The last handful of tracks is where you feel Jay Dee’s influence the most, with soulful samples driving parts of “Roberta Flack” and “Testament,” and Laura Darlington’s vocals that sound like a sample on “Auntie’s Lock/Infinitum.” The personal touches of including his great aunt Alice Coltrane’s harp on “Auntie’s Harp” and “Auntie’s Lock/Infinite” fuses the sound with emotion reminiscent of Dilla’s hidden messages to family and friends on Donuts. Yet none of the aforementioned elements fade out completely, all of them interacting with each other for a hell of a finishing crescendo that hints at the cinematic feel of what Ellison is up to presently.
FlyLo’s imaginative beats from Los Angeles started popping up all over mixtapes underground — most notably Blu’s hijacking of “GNG BNG” for his track “BNG,” and Fresh Daily taking “Melt!” for his “DRUMPOWER” freestyle on Mothership/Land. Perhaps the beats (or more accurately, excursions) were too left for mainstream rap, or Ellison just wasn’t interested in folding his ingenuity in with more popular sonics, but he never bubbled up from the underground. His most recognizable credit to date is from lending a helping hand on “Wesley’s Theory” from Kendrick Lamar’s To Pimp A Butterfly.
With as much history, technique, and inventiveness that his FlyLo’s music possesses, becoming more popular would probably be a disservice. Instead, he seems perfectly suited for gripping TV and film scores, transportive festival sets, and soundtracking his own short films. Only a few MCs are worthy of a FlyLo blessing, and it should stay that way.

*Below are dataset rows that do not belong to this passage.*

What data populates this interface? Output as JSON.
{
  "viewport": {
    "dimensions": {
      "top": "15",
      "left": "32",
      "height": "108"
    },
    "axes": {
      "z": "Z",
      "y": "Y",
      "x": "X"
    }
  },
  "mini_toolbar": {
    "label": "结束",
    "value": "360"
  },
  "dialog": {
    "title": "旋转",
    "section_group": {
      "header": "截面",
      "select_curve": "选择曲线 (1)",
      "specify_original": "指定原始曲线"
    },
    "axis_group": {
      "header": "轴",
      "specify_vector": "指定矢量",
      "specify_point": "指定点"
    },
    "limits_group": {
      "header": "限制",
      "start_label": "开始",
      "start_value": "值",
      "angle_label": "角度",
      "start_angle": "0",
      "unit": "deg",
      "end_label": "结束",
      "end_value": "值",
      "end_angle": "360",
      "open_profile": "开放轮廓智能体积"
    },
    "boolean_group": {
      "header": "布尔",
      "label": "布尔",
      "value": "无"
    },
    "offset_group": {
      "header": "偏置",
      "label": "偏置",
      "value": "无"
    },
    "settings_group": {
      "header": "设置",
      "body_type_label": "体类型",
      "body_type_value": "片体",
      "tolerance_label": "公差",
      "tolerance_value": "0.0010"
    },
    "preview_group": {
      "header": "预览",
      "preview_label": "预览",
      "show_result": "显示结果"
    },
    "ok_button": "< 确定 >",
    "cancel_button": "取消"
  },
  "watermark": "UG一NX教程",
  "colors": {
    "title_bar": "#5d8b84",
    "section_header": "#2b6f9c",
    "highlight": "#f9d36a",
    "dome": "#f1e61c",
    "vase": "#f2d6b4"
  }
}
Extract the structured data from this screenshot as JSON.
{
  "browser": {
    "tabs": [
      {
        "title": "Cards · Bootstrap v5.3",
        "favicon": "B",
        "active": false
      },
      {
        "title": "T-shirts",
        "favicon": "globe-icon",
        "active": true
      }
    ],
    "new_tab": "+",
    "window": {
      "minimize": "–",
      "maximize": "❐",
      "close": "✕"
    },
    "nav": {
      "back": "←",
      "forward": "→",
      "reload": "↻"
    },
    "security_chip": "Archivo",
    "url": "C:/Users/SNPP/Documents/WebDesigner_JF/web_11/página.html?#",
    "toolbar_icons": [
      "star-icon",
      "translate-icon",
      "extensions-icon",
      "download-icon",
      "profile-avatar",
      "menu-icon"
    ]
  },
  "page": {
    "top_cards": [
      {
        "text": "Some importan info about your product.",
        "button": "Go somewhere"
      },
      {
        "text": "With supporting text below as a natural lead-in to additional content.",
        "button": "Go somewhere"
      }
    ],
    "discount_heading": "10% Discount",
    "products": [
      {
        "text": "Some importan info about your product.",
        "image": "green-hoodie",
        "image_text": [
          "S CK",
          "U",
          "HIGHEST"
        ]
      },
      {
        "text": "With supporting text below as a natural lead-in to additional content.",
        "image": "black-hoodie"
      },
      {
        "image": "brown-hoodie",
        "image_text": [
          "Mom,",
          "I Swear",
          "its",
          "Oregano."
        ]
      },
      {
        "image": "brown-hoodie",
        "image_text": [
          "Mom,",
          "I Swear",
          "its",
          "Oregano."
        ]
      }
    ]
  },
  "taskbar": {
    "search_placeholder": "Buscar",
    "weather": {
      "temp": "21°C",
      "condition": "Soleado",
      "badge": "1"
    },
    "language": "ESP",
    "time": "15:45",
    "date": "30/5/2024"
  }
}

Los Angeles isn’t one of the first albums you think of when defining the canon of influential hip-hop production, but it should be. FlyLo’s experimentation still feels progressive and futuristic 10 years later because no one can combine elements of hip-hop’s sacred past and forward-thinking sonics the way he does. Hopefully when all is said and done FlyLo’s legacy will be up there with Dilla and Madlib; he certainly has the skill and catalogue to be placed on the same pedestal. Los Angeles should be a jumping-off point for that conversation.